I have always wondered over the phrase, “Till death do us part”. Do we really part ways with our loved ones when death strikes? We cannot define parting ways until we can clearly define what being together means.
Is it the physical presence of two or more people together? What distance is the maximum to be defined for two people to be together? I know few couples who share the bed but yet cannot agree they are together.
One of the very important person in my life has been my elder sister, who came into this world 3 ½ years before me. We enjoyed a big share of our childhood together, because our next sibling took more than 6 years to arrive. Even then the age gap bonded us together in a different way. Though she was my elder sister, somehow we grew up being equals. I never referred to her as Didi, but called her by her pet name Baby. We shared almost everything together in our childhood other than books. I loved books and had a huge collection of them, whereas my sister hated them. Reading or writing was not her forte. I can recall tons of adventures I shared with my sister in our childhood. Some of them play like movies when I think of them.
She followed a routine every day which was not disturbed in any situations. She had a biological schedule to wake up, do household chores, have bath, eat, talk, sleep and all other work we did on compulsion. The huge difference between me and my sister was that, no one would notice I was home most of the time due to my reading habits, whereas my sister was a tornado on the go always. Everything she did had to be in extremes. Her fights, weeping, or talking were done vehemently.

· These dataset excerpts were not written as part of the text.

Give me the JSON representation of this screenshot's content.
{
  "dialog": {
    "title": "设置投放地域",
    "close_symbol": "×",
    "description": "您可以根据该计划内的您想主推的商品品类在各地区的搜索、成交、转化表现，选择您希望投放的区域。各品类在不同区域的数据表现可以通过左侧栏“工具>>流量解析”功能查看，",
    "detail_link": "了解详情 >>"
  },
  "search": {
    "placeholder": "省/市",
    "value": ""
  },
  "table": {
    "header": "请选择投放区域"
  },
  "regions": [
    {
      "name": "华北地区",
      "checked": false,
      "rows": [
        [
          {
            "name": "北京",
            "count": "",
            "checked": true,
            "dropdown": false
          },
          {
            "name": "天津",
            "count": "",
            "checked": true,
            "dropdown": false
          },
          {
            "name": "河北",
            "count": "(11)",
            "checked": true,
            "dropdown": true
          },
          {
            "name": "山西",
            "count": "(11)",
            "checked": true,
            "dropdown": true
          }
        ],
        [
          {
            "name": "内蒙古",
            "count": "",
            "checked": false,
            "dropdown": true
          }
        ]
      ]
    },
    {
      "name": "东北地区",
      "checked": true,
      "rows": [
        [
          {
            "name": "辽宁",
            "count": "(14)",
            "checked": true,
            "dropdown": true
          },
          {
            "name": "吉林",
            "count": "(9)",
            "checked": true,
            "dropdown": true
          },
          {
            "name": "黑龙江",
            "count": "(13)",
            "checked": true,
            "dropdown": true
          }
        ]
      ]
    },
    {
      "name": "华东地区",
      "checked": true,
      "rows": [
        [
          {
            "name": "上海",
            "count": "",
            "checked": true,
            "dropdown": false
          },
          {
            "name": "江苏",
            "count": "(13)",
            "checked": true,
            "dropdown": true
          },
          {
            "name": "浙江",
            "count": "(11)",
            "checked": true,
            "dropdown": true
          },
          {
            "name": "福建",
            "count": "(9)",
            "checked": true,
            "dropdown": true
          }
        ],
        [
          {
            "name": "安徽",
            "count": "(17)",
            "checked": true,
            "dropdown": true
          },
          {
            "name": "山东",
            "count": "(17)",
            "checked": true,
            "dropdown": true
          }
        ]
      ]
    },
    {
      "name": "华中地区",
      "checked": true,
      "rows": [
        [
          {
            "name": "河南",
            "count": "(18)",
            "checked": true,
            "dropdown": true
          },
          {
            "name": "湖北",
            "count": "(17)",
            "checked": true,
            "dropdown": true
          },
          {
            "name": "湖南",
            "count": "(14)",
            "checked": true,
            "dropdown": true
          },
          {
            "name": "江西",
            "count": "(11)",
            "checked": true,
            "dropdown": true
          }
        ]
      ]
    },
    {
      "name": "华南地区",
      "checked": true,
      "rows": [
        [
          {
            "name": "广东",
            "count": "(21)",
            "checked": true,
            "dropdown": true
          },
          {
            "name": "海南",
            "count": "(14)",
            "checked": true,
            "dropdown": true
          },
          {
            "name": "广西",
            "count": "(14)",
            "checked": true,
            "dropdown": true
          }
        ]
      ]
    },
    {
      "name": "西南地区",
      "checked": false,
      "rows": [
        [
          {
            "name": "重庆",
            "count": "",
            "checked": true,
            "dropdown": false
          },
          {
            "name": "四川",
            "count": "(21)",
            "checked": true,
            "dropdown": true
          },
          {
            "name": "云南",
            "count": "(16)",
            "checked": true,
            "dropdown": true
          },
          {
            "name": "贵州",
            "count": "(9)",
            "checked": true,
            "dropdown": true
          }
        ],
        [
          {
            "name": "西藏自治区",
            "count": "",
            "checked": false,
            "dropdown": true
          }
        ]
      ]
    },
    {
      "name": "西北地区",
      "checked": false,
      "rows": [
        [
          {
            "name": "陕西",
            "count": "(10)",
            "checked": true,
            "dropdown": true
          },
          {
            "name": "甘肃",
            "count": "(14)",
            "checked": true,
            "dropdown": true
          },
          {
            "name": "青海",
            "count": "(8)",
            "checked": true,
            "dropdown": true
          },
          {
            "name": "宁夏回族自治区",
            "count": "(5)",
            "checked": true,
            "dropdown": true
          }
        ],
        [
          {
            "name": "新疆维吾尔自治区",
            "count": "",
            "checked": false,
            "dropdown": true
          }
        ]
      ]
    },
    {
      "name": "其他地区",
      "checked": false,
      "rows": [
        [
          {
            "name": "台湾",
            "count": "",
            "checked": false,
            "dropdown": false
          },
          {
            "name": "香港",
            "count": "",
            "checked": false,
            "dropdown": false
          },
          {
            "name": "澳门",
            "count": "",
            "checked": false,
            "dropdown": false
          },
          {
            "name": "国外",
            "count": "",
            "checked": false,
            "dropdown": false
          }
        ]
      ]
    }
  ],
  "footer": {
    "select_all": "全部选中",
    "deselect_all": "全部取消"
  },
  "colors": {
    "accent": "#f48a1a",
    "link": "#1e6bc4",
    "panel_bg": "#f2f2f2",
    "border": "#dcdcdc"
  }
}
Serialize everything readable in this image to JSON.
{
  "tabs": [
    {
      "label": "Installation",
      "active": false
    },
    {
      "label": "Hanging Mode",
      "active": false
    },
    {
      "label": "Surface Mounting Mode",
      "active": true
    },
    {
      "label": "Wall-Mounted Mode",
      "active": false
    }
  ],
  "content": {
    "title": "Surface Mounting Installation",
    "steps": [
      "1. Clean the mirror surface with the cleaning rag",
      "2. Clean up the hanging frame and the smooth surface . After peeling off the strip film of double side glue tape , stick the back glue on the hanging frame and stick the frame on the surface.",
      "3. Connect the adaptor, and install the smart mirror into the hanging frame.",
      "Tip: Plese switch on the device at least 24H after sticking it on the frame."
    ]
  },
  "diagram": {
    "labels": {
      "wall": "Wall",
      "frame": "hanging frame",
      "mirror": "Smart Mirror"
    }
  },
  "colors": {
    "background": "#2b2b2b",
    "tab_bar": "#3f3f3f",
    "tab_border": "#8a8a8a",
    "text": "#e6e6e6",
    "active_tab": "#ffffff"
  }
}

She was a robust and strong woman who seldom suffered illness. She exercised regularly and worked around the home to keep herself fit. It was a great shock to everyone when we were informed that the lump in her breast was cancerous. How could someone so full of life be near to death? The truth was not acceptable to any of us, but tests showed the results to be positive.
|Loving Aunt to my Kids|
Two years later it was my turn to be diagnosed with cancer. The news shattered everyone in my family, but the effect was worse on my sister. She was at the 4th stage of advanced cancer when I was diagnosed. She was 31 and I was 29 when we went through breast cancer. My sister was married for 7 years but she did not have children when diagnosed. She was worried what would happen to my children if I succumbed to cancer. I assured her that I am not going to give up so easily and she should just watch how hard I am going to kick the cancer butt. Nothing could console her, especially because she was terrified of cancer surgery and treatment.
When I walked out of home to get myself operated and get rid of the breast, my sister who was resting rushed to the gate at the last moment. She gave me a tight hug and wept silently. Even though I was breaking from inside to see her suffer so, I did not show anything outwardly. I put up a brave face and told her, “Just wait and watch, I am going to be all right. Promise.” Some positive warmth surrounded me when she hugged me and that warmth has remained with me for 19 years now.
|Tough to believe she was going though|
4 stage cancer when this picture
2 months later, my sister passed away. It was the biggest tragedy that has ever struck my family. My mom, dad, younger brother and sister, my son and I were all completely broken by her loss. What made things a little better is her presence in my life. I still can hear her words, see her smile, or even feel the pain where she would hit me when I troubled her a lot. More than anything I just have to close my eyes to feel her hug and warmth anytime I need it. The one hug my sister gave me that day has seen me overcome many great hurdles, because it gives me courage, hope and strength when I feel it. I know things are going to be all right.
Sometimes she is in my dreams, and we are doing all the things we did earlier together again. When I started riding my Dio, I dreamed of taking her for a ride around Bangalore. When I cook something, I dream of sharing it with her. These dreams are so real at times I have trouble waking up to reality where she is no more in her physical form.
With her enthusiasm, laughter, innocence, love and care, she has stayed back with us forever. When you share your life with someone so closely, death fails to part us. A connection remains which defies death.